In Telephone Exchange Case, Setback For Dayanidhi Maran, Brother

The Maran brothers and five other accused, who have denied the charges against them in the trial court.

In Telephone Exchange Case, Setback For Dayanidhi Maran, Brother

Former Union Minster Dayanidhi Maran is an accused in the "illegal" telephone exchange case.

Chennai:

The Madras High Court on Wednesday refused to revoke charges framed against former Union Communications and Information Technology Minister Dayanidhi Maran and his brother Kalanithi Maran in the "illegal" telephone exchange case, rebuking them for approaching the court for the third time at this stage.

Directing the CBI court to complete the proceedings within four months, Justice N Anand Venkatesh said if the petitioners adopt any dilatory tactics, it was open to the trial court to insist upon their presence and remand them in custody as laid down by the Supreme Court.

He said the court was convinced that the trial court had fulfilled all the requirements before framing the charges and there was absolutely no ground to interfere with it.

Judge R Vasanthi of the XXIV Additional Sessions Court for CBI cases had on January 30 framed the charges against each of the seven accused for offences under the Indian Penal Code -- criminal conspiracy (section 120-B), criminal breach of trust (409) and cheating (420) -- and the Prevention of Corruption Act.

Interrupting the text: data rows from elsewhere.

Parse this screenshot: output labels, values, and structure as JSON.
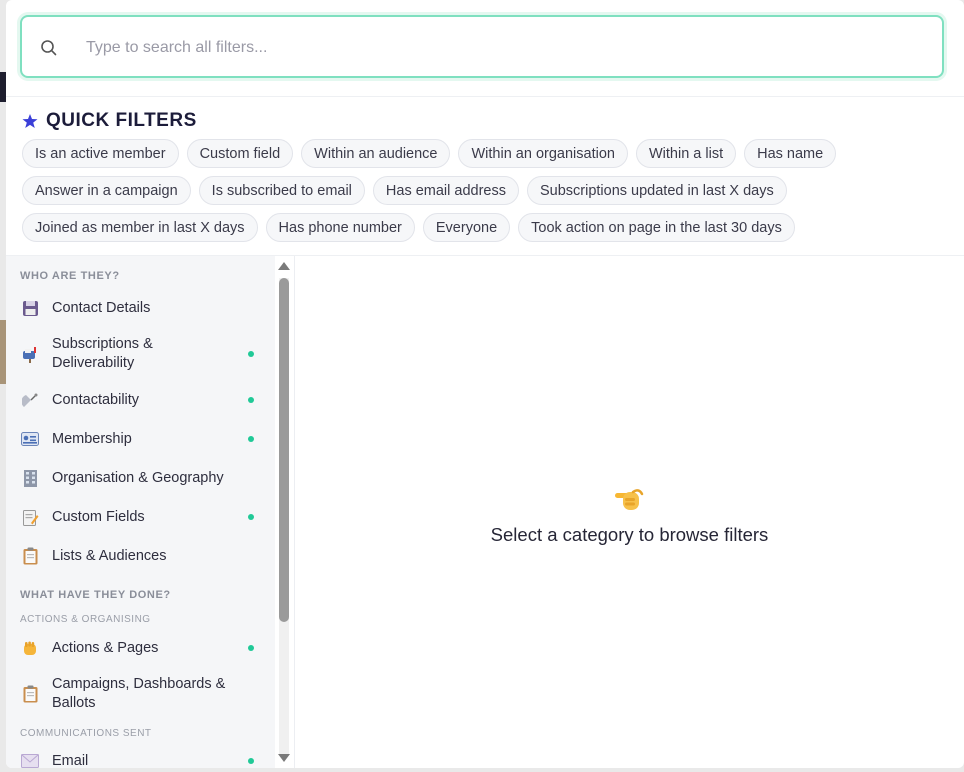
{
  "search": {
    "placeholder": "Type to search all filters..."
  },
  "quick_filters": {
    "title": "QUICK FILTERS",
    "rows": [
      [
        "Is an active member",
        "Custom field",
        "Within an audience",
        "Within an organisation",
        "Within a list",
        "Has name"
      ],
      [
        "Answer in a campaign",
        "Is subscribed to email",
        "Has email address",
        "Subscriptions updated in last X days"
      ],
      [
        "Joined as member in last X days",
        "Has phone number",
        "Everyone",
        "Took action on page in the last 30 days"
      ]
    ]
  },
  "sidebar": {
    "section1": "WHO ARE THEY?",
    "section2": "WHAT HAVE THEY DONE?",
    "sub_actions": "ACTIONS & ORGANISING",
    "sub_comms": "COMMUNICATIONS SENT",
    "items": [
      {
        "label": "Contact Details",
        "icon": "floppy-disk-icon",
        "active_dot": false
      },
      {
        "label": "Subscriptions & Deliverability",
        "icon": "mailbox-icon",
        "active_dot": true
      },
      {
        "label": "Contactability",
        "icon": "satellite-dish-icon",
        "active_dot": true
      },
      {
        "label": "Membership",
        "icon": "id-card-icon",
        "active_dot": true
      },
      {
        "label": "Organisation & Geography",
        "icon": "office-building-icon",
        "active_dot": false
      },
      {
        "label": "Custom Fields",
        "icon": "memo-icon",
        "active_dot": true
      },
      {
        "label": "Lists & Audiences",
        "icon": "clipboard-icon",
        "active_dot": false
      },
      {
        "label": "Actions & Pages",
        "icon": "raised-fist-icon",
        "active_dot": true
      },
      {
        "label": "Campaigns, Dashboards & Ballots",
        "icon": "clipboard-icon",
        "active_dot": false
      },
      {
        "label": "Email",
        "icon": "envelope-icon",
        "active_dot": true
      }
    ]
  },
  "empty_state": {
    "icon": "pointing-hand-icon",
    "message": "Select a category to browse filters"
  },
  "colors": {
    "accent_border": "#7fe0c0",
    "dot": "#20c997",
    "star": "#3b3fd8"
  }
}
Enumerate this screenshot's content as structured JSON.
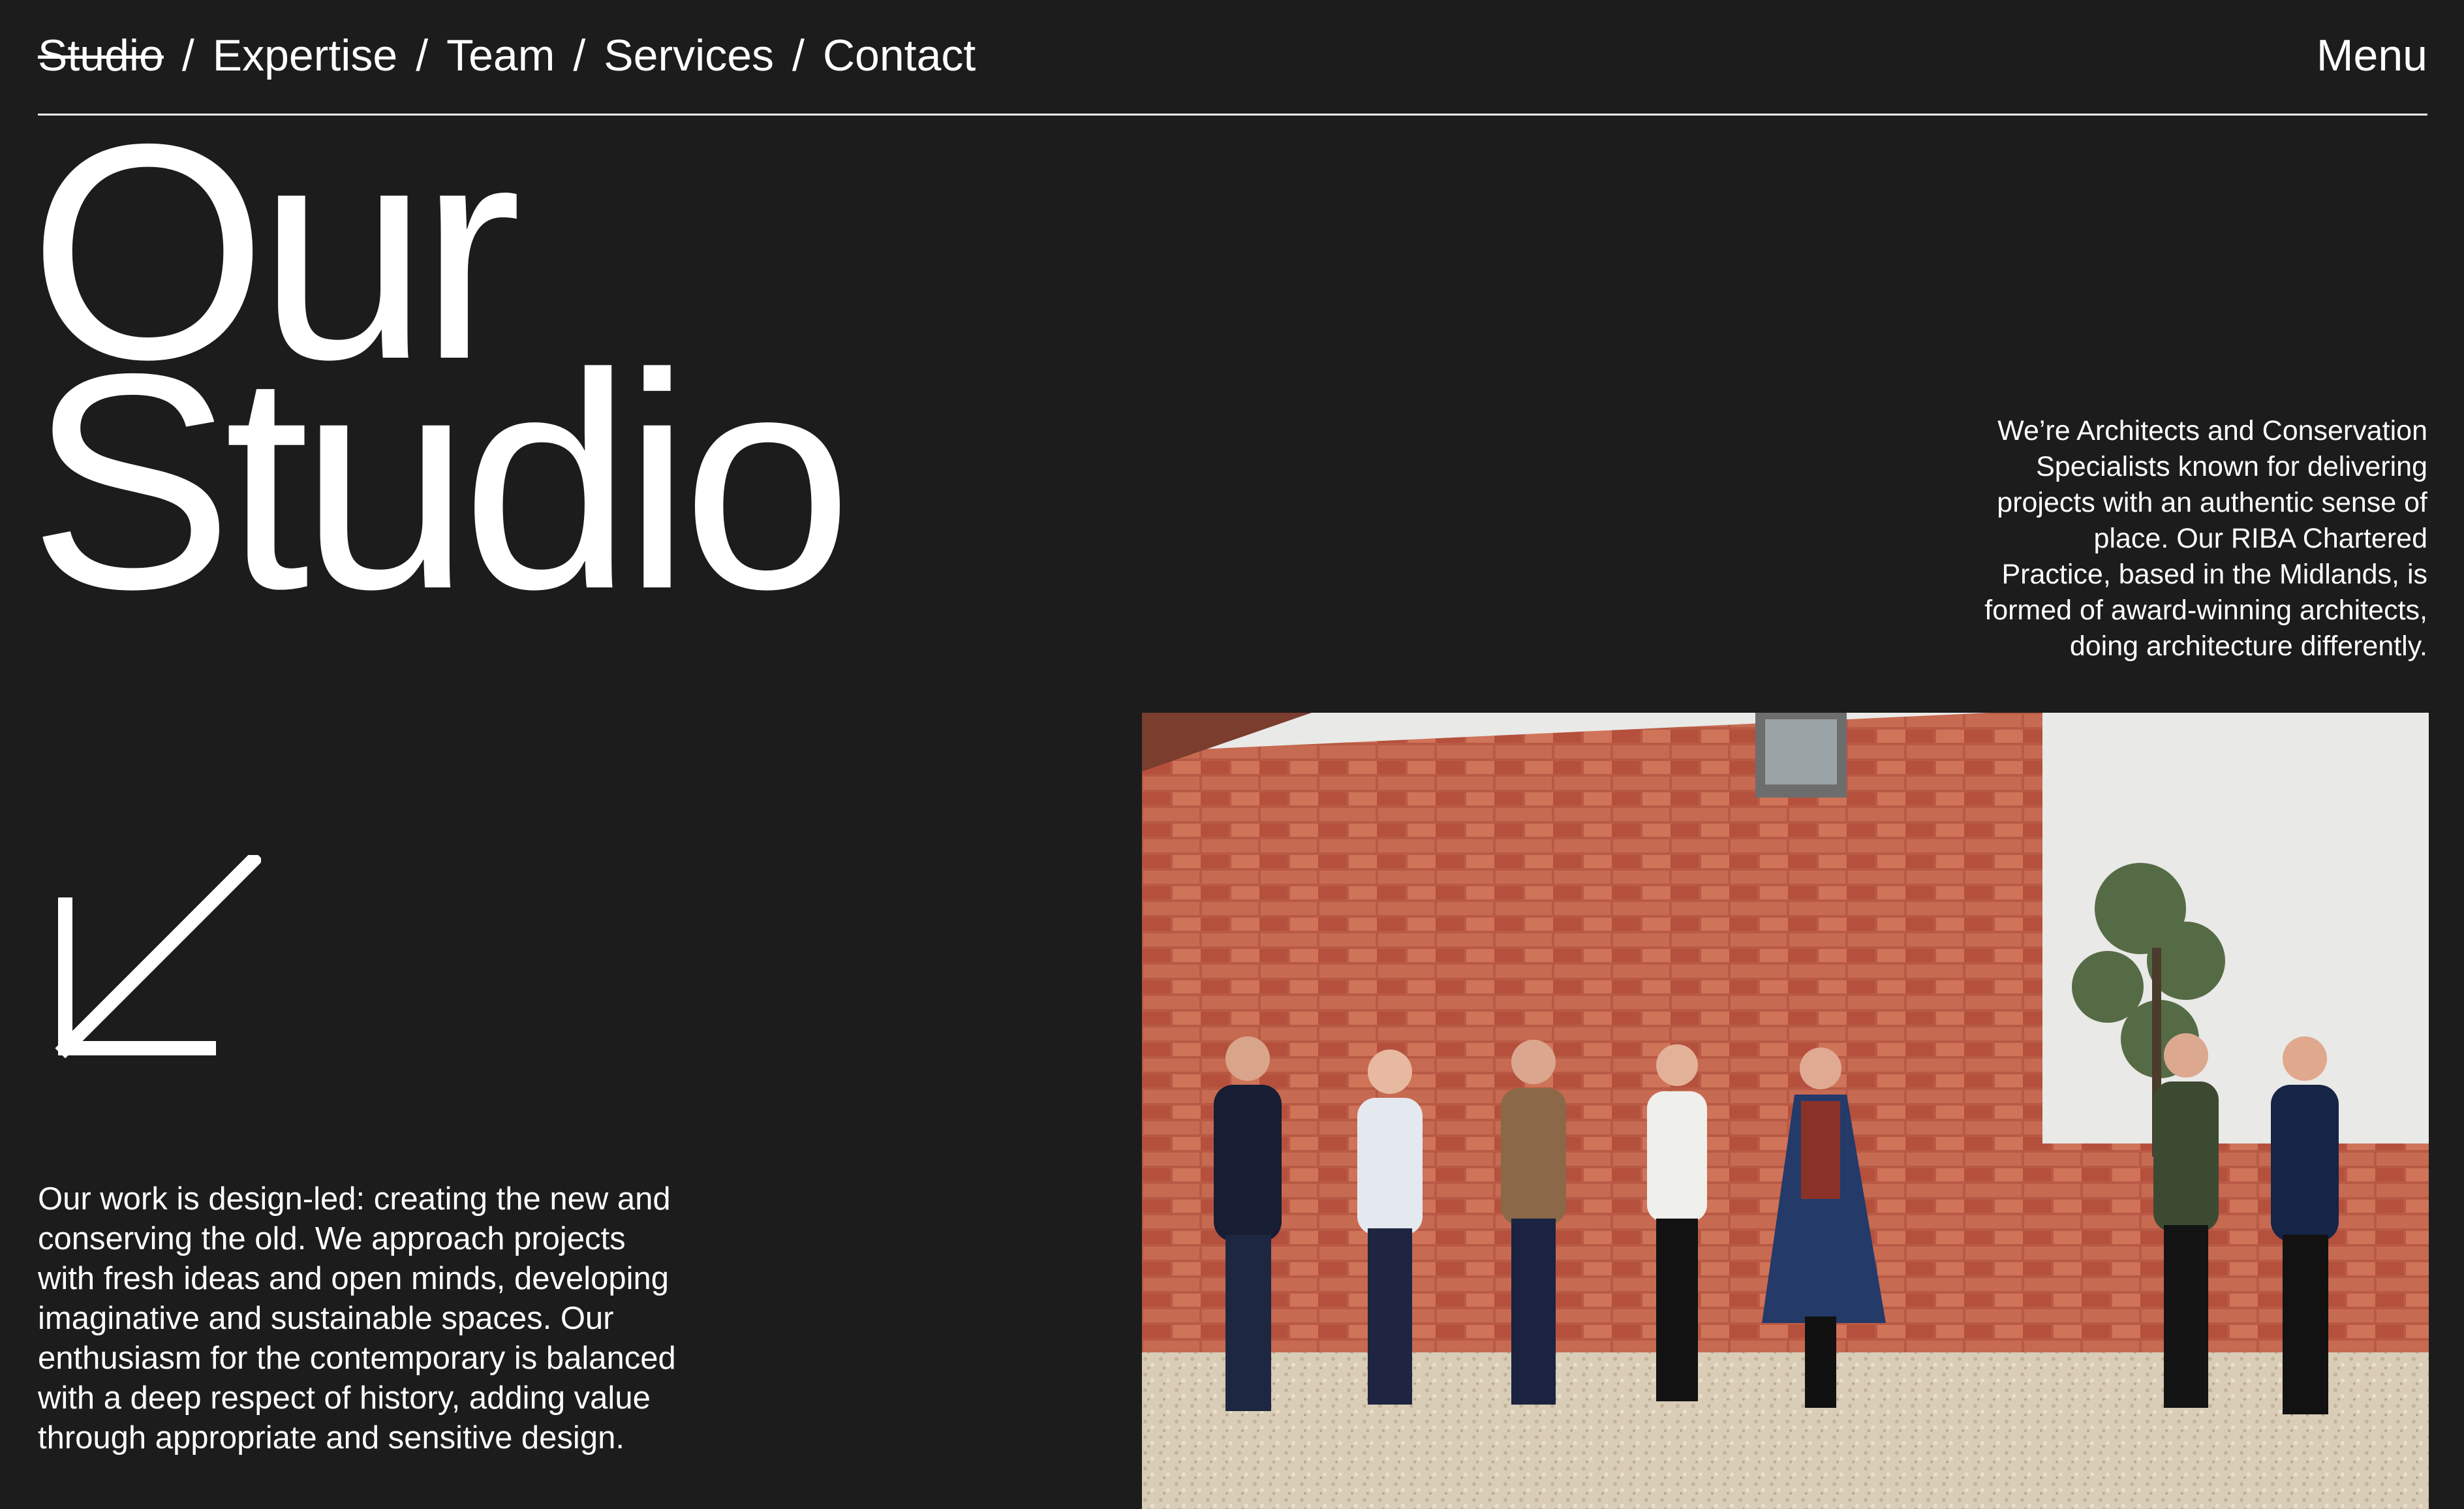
{
  "nav": {
    "items": [
      {
        "label": "Studio",
        "current": true
      },
      {
        "label": "Expertise",
        "current": false
      },
      {
        "label": "Team",
        "current": false
      },
      {
        "label": "Services",
        "current": false
      },
      {
        "label": "Contact",
        "current": false
      }
    ],
    "separator": "/",
    "menu_label": "Menu"
  },
  "hero": {
    "title_line1": "Our",
    "title_line2": "Studio"
  },
  "intro_text": "We’re Architects and Conservation Specialists known for delivering projects with an authentic sense of place. Our RIBA Chartered Practice, based in the Midlands, is formed of award-winning architects, doing architecture differently.",
  "body_text": "Our work is design-led: creating the new and conserving the old.  We approach projects with fresh ideas and open minds, developing imaginative and sustainable spaces. Our enthusiasm for the contemporary is balanced with a deep respect of history, adding value through appropriate and sensitive design.",
  "icons": {
    "scroll_arrow": "arrow-down-left-icon"
  },
  "colors": {
    "background": "#1c1c1c",
    "text": "#ffffff"
  }
}
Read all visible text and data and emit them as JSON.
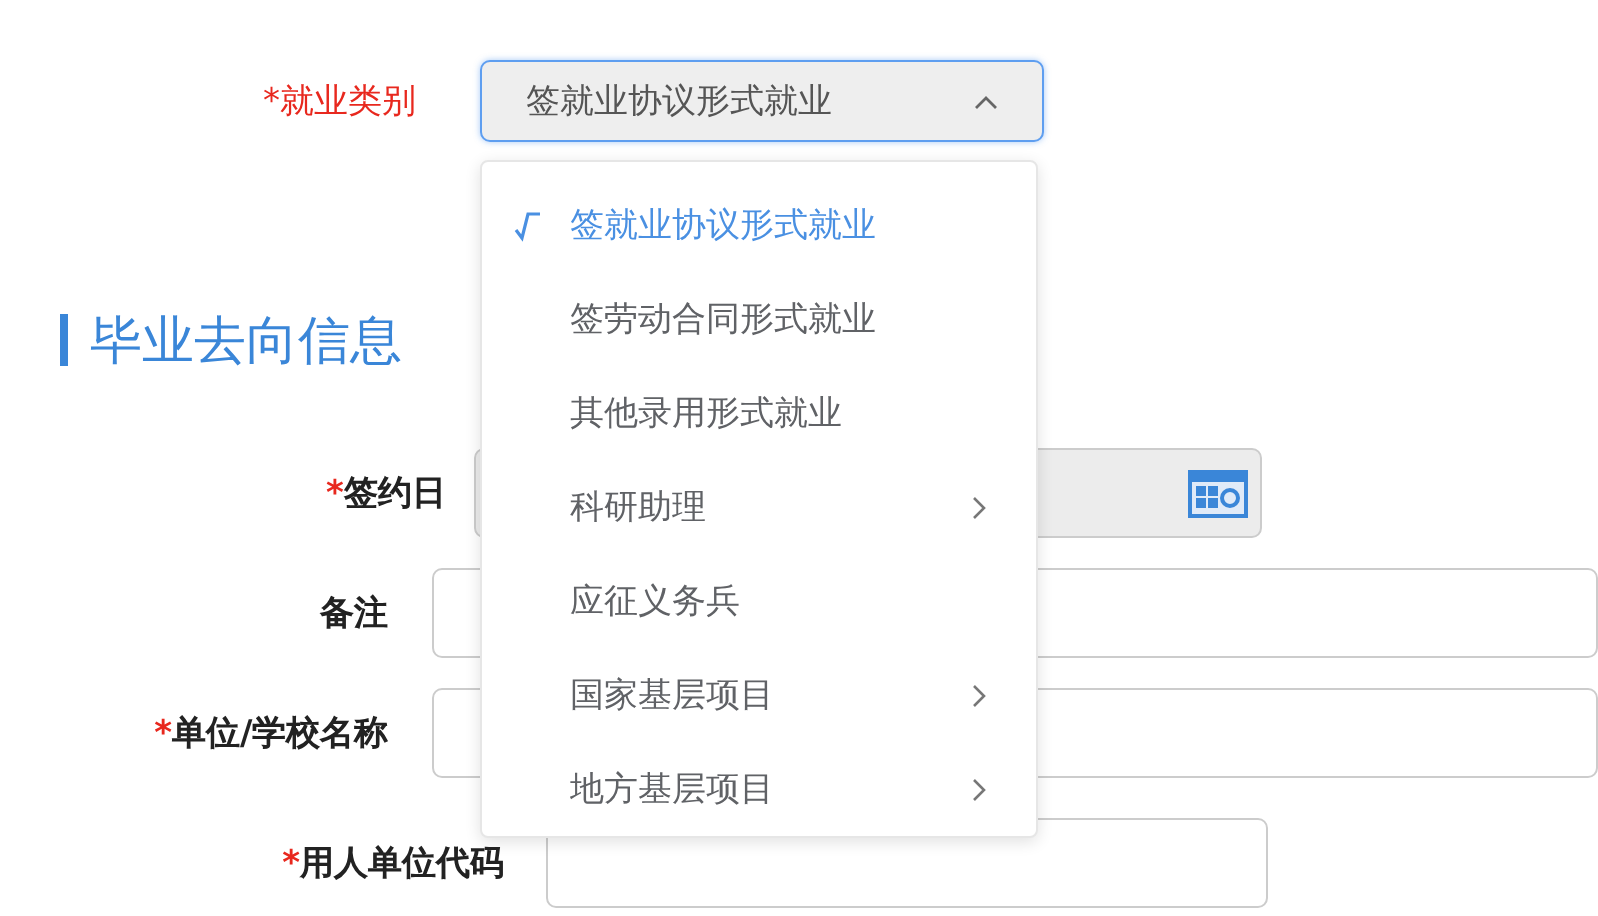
{
  "employment_type": {
    "label": "*就业类别",
    "value": "签就业协议形式就业",
    "expanded": true
  },
  "dropdown": {
    "options": [
      {
        "label": "签就业协议形式就业",
        "selected": true,
        "has_submenu": false
      },
      {
        "label": "签劳动合同形式就业",
        "selected": false,
        "has_submenu": false
      },
      {
        "label": "其他录用形式就业",
        "selected": false,
        "has_submenu": false
      },
      {
        "label": "科研助理",
        "selected": false,
        "has_submenu": true
      },
      {
        "label": "应征义务兵",
        "selected": false,
        "has_submenu": false
      },
      {
        "label": "国家基层项目",
        "selected": false,
        "has_submenu": true
      },
      {
        "label": "地方基层项目",
        "selected": false,
        "has_submenu": true
      }
    ]
  },
  "section": {
    "title": "毕业去向信息"
  },
  "fields": [
    {
      "kind": "date",
      "required_mark": "*",
      "label": "签约日",
      "disabled": true
    },
    {
      "kind": "text",
      "label": "备注",
      "disabled": false
    },
    {
      "kind": "text",
      "required_mark": "*",
      "label": "单位/学校名称",
      "disabled": false
    },
    {
      "kind": "text",
      "required_mark": "*",
      "label": "用人单位代码",
      "disabled": false
    }
  ]
}
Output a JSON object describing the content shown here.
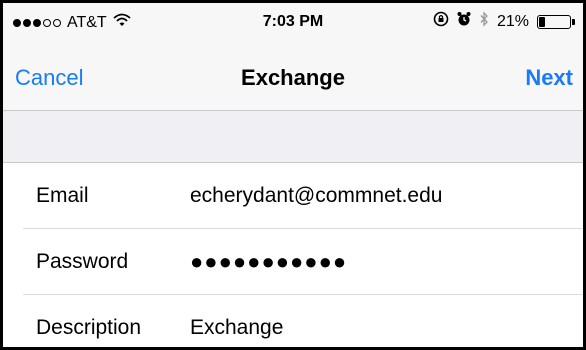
{
  "status_bar": {
    "carrier": "AT&T",
    "signal_filled": 3,
    "signal_total": 5,
    "time": "7:03 PM",
    "battery_percent": "21%",
    "battery_level": 0.21,
    "icons": [
      "wifi-icon",
      "rotation-lock-icon",
      "alarm-icon",
      "bluetooth-icon",
      "battery-icon"
    ]
  },
  "nav": {
    "cancel_label": "Cancel",
    "title": "Exchange",
    "next_label": "Next"
  },
  "form": {
    "email": {
      "label": "Email",
      "value": "echerydant@commnet.edu"
    },
    "password": {
      "label": "Password",
      "value": "●●●●●●●●●●●"
    },
    "description": {
      "label": "Description",
      "value": "Exchange"
    }
  },
  "colors": {
    "accent": "#1a7cf5",
    "section_background": "#efeff4"
  }
}
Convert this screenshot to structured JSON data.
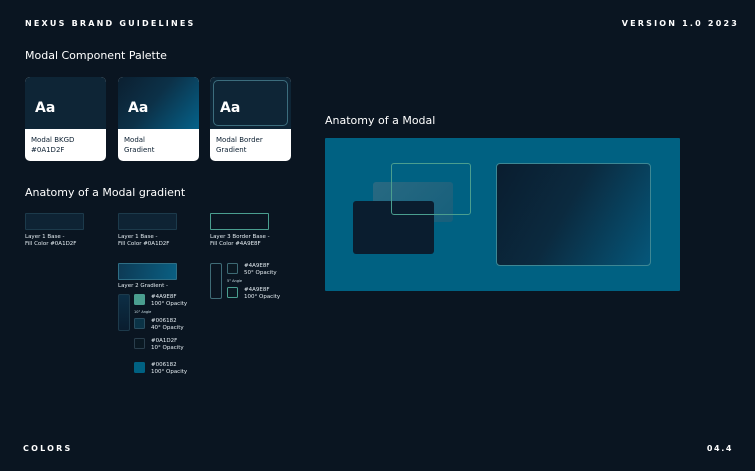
{
  "header": {
    "title": "NEXUS BRAND GUIDELINES",
    "version": "VERSION 1.0 2023"
  },
  "palette": {
    "heading": "Modal Component Palette",
    "cards": [
      {
        "sample": "Aa",
        "label": "Modal BKGD\n#0A1D2F",
        "color": "#0A1D2F"
      },
      {
        "sample": "Aa",
        "label": "Modal\nGradient",
        "color": "#006182"
      },
      {
        "sample": "Aa",
        "label": "Modal Border\nGradient",
        "color": "#4A9E8F"
      }
    ]
  },
  "gradient_anatomy": {
    "heading": "Anatomy of a Modal gradient",
    "layer1a": "Layer 1 Base -\nFill Color #0A1D2F",
    "layer1b": "Layer 1 Base -\nFill Color #0A1D2F",
    "layer3": "Layer 3 Border Base -\nFill Color #4A9E8F",
    "layer2": "Layer 2 Gradient -",
    "layer2_angle": "10° Angle",
    "layer3_angle": "5° Angle",
    "layer2_stops": [
      {
        "text": "#4A9E8F\n100° Opacity",
        "color": "#4A9E8F"
      },
      {
        "text": "#006182\n40° Opacity",
        "color": "#006182"
      },
      {
        "text": "#0A1D2F\n10° Opacity",
        "color": "#0A1D2F"
      },
      {
        "text": "#006182\n100° Opacity",
        "color": "#006182"
      }
    ],
    "layer3_stops": [
      {
        "text": "#4A9E8F\n50° Opacity",
        "color": "#4A9E8F"
      },
      {
        "text": "#4A9E8F\n100° Opacity",
        "color": "#4A9E8F"
      }
    ]
  },
  "modal_anatomy": {
    "heading": "Anatomy of a Modal",
    "panel_color": "#006182"
  },
  "footer": {
    "section": "COLORS",
    "page": "04.4"
  }
}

According to the Central Bureau of Investigation (CBI), Dayanidhi Maran misused his official position as the then minister for communications and information technology in the UPA I government and got private telephone exchanges installed at his residences here which were used for business transactions of the Sun Network, owned by his brother Kalanithi Maran, during 2004-06.

It claimed over 700 high-speed telecommunication lines were installed for which bills were not raised by BSNL, causing the exchequer a loss of Rs 1.78 crore.

The Maran brothers and five other accused, who have denied the charges against them in the trial court, in their present petition sought quashing of the charges framed against them, contending that relevant guidelines were not followed by the trial court.

Rejecting their plea, Justice Venkatesh said this was the third time the high court was called upon to interfere with the proceedings in the trial court at the stage of framing of charges.